The Indian Computer Emergency Response Team (CERT-In) has reported multiple vulnerabilities in Apple iOS and iPadOS. These vulnerabilities can allow a hacker to execute arbitrary code, bypass security restrictions, elevated privileges, gain access to sensitive information or cause denial-of-service conditions on the targetted systems.
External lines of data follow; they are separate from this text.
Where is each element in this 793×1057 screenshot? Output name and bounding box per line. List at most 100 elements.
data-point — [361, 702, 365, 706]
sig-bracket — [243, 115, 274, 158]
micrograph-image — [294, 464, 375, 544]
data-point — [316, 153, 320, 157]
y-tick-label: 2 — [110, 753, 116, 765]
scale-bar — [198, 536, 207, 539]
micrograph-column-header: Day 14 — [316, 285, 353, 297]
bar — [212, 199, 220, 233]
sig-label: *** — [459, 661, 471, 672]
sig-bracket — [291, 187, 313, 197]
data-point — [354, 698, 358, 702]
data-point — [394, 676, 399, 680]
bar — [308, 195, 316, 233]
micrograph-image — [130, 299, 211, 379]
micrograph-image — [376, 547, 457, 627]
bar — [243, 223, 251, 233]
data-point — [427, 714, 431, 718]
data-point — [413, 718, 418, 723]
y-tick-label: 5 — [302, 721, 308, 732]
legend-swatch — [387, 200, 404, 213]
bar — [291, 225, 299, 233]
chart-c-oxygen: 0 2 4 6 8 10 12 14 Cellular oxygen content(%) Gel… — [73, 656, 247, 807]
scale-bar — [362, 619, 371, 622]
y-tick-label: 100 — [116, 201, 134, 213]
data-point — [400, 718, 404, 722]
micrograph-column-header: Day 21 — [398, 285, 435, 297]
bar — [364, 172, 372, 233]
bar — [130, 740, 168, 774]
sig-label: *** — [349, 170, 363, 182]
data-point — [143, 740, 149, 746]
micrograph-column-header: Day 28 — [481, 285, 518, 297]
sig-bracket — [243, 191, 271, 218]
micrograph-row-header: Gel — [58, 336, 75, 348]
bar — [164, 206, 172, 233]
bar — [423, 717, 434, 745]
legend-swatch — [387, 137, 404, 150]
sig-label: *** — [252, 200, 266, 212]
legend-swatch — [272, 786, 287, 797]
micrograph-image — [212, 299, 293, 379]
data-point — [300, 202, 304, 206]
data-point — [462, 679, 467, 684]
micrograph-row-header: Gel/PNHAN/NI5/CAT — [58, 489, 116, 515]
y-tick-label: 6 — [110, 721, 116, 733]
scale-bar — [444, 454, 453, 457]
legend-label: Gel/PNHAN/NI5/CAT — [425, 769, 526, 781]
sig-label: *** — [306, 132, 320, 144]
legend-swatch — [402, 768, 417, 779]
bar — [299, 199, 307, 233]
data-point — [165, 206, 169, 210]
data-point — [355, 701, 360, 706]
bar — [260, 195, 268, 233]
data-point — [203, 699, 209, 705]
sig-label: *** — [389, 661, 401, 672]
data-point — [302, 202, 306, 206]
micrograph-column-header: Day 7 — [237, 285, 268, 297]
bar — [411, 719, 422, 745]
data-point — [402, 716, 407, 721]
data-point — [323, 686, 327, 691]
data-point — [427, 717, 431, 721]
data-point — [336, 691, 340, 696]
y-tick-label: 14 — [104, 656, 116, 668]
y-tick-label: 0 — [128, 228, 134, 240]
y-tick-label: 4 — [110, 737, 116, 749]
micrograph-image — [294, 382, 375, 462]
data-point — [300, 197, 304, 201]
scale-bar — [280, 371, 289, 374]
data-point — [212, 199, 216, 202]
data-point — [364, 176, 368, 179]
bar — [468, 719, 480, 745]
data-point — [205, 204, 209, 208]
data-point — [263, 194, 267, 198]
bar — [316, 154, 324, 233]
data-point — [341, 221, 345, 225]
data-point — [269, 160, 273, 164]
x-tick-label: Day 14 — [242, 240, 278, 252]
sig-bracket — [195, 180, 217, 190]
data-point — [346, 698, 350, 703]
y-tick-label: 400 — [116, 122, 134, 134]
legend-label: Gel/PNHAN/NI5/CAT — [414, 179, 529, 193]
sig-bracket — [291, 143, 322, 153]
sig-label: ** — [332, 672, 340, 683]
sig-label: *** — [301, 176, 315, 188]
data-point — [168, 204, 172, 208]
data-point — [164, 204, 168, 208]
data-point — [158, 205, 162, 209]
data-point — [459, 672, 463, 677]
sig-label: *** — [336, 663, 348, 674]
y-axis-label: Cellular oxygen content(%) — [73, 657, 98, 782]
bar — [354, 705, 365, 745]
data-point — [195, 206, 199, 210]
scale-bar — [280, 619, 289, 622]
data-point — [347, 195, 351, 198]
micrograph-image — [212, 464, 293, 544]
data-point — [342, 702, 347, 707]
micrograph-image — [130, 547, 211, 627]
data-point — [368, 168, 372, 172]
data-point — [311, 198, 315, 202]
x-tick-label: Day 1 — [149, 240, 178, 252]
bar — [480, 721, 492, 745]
The report stated that these vulnerabilities could exist due to Type confusion, use-after-free flaw, permission issue and race condition in the Kernel component; out-of-bounds read, use-after-free flaw and buffer overflow in the WebKit component; logic issue in the LaunchServices component; out-of-bounds read flaw in the IOSurfaceAccelerator; authorization issue in the Sandbox component; out-of-bounds read flaw in the Model I/O component; out-of-bounds read flaw in the ImageIO component; improper bounds checking by the ImageIO component; improper permission flaw in the accessibility component; logic flaw in the Metal component; improper handling of caches in the TV App component; use-after-free flaw in the Telephony component; out-ofbounds read flaw in the IOSurfaceAccelerator; logic issue in the Shell component; out-of-bounds read flaw in the IOSurface component; flaw in the CoreServices component, System Settings, Photos, Security component ,Associated Domains, StorageKit, PDFKit, Accessibility, Wi-Fi component, Photos, Shortcuts, GeoServices, Core Location, NetworkExtension, WebKit component, AppleMobileFileIntegrity, Weather component , Cellular, Apple Neural Engine, CoreCapture comment and SQLit Component.”
This will further allow any hacker to persuade a victim into visiting maliciously crafted web content. These vulnerabilities categorised as CVE-2023-28204, CVE-2023-32373 and CVE-2023-32409, are already being exploited. The only solution as of now is to apply appropriate software updates as mentioned in the Apple security updates.